QUOTE(Bikerdad @ Dec 2 2005, 07:07 PM)
If the argument is "we want the right to marry the one we love", well, newsflash, but the government doesn't give a damn whether or not you love the person you marry, only that both parties meet certain criteria. Age, competence, relationship, and sex are the criteria.
Oh, really? Where are these criteria stated? There is no national definition of marriage. Another newsflash: there's nothing in the Constitution that says, "And, by the way, marriage means one man and one woman." The
fact is that, in most states, the
only criteria for marriage are age, competence, and relationship. It is only when courts
intervene that the criteria are
changed - to exclude homosexuals from the right to marry.
In Kentucky's
Jones v. Hallahan in 1973, for example, the Court of Appeals noted that the state statutes relating to marriage did not include a definition of marriage at all. The judges resorted to three dictionary definitions, most of which
at the time mentioned "men" and "women". As of today, most dictionaries define marriage as being between "two people", so presumably a new case in Kentucky would uphold the right of two men or two women to marry.
In Pennsylvania's
De Santo v. Barnsley in 1984, it was again the
courts that defined marriage as being between men and women exclusively - both the trial court and the Superior Court arbitrarily decided that, since there
was no legal definition of marriage, same-sex partners could not be considered married by common law.
In
Dean v. District of Columbia in 1995, it was again an Appeals Court that defined marriage as exclusively heterosexual.
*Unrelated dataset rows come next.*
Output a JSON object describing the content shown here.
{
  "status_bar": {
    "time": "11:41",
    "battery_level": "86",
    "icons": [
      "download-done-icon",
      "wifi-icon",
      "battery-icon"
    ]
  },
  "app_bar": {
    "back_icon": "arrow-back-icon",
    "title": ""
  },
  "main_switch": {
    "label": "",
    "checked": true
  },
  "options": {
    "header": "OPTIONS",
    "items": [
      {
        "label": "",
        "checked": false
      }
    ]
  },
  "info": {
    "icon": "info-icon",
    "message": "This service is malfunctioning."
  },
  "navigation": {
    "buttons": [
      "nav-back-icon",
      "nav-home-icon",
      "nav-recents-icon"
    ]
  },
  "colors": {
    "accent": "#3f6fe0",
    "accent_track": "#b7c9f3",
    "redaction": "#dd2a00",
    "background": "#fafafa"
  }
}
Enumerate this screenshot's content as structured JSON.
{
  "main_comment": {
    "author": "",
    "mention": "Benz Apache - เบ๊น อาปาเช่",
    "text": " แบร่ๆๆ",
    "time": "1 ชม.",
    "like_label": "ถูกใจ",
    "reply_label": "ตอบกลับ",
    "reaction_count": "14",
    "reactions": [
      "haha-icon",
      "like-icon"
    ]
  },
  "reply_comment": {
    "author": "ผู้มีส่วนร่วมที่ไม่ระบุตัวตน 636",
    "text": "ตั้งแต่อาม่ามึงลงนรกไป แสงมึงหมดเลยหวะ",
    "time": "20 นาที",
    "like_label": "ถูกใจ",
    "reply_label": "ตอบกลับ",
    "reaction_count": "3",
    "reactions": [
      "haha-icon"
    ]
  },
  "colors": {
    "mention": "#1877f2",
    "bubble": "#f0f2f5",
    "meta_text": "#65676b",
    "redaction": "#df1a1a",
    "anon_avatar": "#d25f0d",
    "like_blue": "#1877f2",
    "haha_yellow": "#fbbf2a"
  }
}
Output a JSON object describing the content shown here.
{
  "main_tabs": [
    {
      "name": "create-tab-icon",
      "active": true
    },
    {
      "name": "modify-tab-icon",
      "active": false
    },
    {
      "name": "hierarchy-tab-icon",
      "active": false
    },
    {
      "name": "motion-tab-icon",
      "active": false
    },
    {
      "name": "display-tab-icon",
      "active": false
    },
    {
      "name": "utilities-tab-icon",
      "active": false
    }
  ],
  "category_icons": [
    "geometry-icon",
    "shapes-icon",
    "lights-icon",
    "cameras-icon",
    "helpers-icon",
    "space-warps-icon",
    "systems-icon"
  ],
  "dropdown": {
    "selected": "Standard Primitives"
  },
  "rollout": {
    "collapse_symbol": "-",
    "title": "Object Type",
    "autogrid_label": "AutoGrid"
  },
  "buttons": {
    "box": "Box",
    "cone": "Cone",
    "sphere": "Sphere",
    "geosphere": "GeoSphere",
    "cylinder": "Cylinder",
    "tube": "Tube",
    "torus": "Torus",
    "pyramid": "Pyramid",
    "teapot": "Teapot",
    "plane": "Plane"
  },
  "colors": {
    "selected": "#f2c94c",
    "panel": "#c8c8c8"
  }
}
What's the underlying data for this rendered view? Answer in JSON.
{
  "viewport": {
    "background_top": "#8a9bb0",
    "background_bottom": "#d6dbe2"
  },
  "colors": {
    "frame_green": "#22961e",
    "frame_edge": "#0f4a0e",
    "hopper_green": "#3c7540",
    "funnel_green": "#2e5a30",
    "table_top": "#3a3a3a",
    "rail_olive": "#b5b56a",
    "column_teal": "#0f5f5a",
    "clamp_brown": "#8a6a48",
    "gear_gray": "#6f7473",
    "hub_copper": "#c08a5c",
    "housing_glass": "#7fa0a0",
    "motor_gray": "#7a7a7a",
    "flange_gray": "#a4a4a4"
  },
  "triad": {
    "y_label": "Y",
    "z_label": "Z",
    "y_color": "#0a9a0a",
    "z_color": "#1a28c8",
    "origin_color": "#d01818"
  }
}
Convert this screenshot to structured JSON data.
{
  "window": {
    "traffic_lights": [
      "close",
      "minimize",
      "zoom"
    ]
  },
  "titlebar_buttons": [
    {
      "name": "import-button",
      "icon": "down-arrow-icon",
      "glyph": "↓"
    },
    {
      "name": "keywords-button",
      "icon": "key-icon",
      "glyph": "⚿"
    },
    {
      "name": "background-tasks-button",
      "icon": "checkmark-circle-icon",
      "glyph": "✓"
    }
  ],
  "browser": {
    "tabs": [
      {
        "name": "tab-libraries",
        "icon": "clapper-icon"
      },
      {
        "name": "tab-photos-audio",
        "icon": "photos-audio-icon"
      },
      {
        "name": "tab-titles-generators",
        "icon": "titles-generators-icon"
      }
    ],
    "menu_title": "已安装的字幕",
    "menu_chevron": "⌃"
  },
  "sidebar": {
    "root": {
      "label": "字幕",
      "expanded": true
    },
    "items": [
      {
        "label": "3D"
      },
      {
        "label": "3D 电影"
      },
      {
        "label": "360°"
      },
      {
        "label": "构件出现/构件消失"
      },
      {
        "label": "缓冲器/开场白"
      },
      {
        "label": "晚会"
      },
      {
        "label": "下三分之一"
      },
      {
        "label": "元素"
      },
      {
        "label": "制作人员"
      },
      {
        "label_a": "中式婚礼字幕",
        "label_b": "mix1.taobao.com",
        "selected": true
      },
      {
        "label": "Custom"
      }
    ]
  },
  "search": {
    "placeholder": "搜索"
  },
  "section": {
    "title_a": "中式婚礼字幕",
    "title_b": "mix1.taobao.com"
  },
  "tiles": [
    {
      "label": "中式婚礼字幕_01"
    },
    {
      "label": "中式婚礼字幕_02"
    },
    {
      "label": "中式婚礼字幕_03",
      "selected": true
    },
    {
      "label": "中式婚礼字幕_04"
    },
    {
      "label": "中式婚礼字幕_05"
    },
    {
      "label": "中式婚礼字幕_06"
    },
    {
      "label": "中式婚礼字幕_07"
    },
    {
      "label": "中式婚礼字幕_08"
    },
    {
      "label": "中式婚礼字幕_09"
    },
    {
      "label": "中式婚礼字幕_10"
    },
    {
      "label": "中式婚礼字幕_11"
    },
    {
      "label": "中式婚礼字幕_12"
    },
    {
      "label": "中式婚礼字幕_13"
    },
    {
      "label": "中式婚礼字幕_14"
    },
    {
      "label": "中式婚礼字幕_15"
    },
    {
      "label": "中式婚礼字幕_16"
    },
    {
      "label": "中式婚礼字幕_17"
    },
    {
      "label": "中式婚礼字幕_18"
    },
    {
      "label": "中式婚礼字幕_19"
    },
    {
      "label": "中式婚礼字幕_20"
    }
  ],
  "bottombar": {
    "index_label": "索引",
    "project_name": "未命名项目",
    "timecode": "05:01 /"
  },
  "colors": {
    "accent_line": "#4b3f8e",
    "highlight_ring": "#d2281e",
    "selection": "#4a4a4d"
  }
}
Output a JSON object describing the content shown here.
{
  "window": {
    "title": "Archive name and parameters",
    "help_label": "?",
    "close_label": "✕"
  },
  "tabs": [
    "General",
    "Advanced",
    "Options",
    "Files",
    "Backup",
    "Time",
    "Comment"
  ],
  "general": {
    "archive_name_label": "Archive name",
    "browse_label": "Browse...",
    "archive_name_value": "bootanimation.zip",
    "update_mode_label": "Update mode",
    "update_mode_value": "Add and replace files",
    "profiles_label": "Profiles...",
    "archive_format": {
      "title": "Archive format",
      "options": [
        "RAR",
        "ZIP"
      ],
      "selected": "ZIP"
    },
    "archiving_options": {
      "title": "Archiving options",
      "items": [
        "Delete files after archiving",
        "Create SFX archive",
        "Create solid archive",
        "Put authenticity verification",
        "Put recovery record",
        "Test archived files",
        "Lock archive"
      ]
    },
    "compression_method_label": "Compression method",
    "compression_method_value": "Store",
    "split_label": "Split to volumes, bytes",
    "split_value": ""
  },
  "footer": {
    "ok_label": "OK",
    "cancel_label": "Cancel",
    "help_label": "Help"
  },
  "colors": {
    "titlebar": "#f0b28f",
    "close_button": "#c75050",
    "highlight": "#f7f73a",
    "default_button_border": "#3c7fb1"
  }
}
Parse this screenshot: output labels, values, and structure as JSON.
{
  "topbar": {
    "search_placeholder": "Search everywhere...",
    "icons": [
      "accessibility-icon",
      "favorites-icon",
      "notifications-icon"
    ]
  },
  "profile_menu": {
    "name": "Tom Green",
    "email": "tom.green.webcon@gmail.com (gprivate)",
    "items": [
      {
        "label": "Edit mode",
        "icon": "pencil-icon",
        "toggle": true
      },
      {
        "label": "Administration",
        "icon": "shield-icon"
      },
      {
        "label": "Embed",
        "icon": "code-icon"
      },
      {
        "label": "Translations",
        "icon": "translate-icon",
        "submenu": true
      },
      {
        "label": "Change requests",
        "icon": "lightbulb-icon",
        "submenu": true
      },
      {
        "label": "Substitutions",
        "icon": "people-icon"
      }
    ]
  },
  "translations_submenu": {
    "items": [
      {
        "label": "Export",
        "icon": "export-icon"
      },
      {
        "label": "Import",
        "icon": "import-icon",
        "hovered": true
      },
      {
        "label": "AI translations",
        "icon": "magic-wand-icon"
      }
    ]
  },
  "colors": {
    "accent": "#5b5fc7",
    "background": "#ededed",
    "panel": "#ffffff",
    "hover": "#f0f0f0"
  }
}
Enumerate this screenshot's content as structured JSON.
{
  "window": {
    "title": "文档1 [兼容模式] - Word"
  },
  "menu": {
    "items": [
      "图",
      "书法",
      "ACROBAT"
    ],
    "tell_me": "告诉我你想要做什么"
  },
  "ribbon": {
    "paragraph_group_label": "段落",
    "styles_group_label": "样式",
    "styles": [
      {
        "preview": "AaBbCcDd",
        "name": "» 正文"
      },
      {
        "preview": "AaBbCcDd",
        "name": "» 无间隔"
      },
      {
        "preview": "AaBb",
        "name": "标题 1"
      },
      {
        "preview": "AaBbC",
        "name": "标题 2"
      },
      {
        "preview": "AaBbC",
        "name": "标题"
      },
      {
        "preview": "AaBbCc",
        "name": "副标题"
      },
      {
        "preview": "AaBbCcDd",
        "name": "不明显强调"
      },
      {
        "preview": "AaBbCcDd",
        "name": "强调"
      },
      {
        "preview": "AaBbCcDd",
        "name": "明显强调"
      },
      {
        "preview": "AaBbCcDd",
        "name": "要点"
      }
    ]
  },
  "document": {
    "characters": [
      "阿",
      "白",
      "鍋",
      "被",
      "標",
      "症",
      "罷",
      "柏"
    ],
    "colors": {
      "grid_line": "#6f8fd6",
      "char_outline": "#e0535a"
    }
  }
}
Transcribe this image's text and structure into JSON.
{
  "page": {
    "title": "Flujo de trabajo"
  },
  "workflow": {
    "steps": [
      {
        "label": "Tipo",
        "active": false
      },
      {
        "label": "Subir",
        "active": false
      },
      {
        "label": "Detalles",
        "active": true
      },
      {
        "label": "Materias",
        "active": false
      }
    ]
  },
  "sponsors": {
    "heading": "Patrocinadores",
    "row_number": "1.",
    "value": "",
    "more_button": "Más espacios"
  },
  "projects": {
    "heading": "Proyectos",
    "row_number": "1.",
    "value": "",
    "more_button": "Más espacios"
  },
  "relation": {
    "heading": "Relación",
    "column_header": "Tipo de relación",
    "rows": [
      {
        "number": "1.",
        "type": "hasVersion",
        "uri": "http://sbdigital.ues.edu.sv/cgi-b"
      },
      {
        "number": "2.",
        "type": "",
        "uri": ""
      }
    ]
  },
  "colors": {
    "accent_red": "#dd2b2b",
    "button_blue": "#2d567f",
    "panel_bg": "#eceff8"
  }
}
In case after case, where this has come up, the courts have recoginized that THERE IS NO LEGAL DEFINITION OF MARRIAGE STATING THAT IT IS EXCLUSIVELY BETWEEN OPPOSITE SEX PARTNERS - apart from those states that have recently passed legislation specifically to deprive some of their citizens of the right to marry. Otherwise, it has been the
courts that have so defined marriage. But, then, you
knew that: it's a point you raised yourself in a previous thread on gay marriage.
In any event,
bikerdad, the only way that you can
possibly state that one of the criteria of marriage is based on gender is if you are a big fan - a
huge fan - of "judicial activism" (or, as you called them in a previous thread, "judicial dictats").
Are you? If so, I trust we'll never hear you disagreeing with the decisions of the Vermont and Massachusetts Supreme Courts. Right?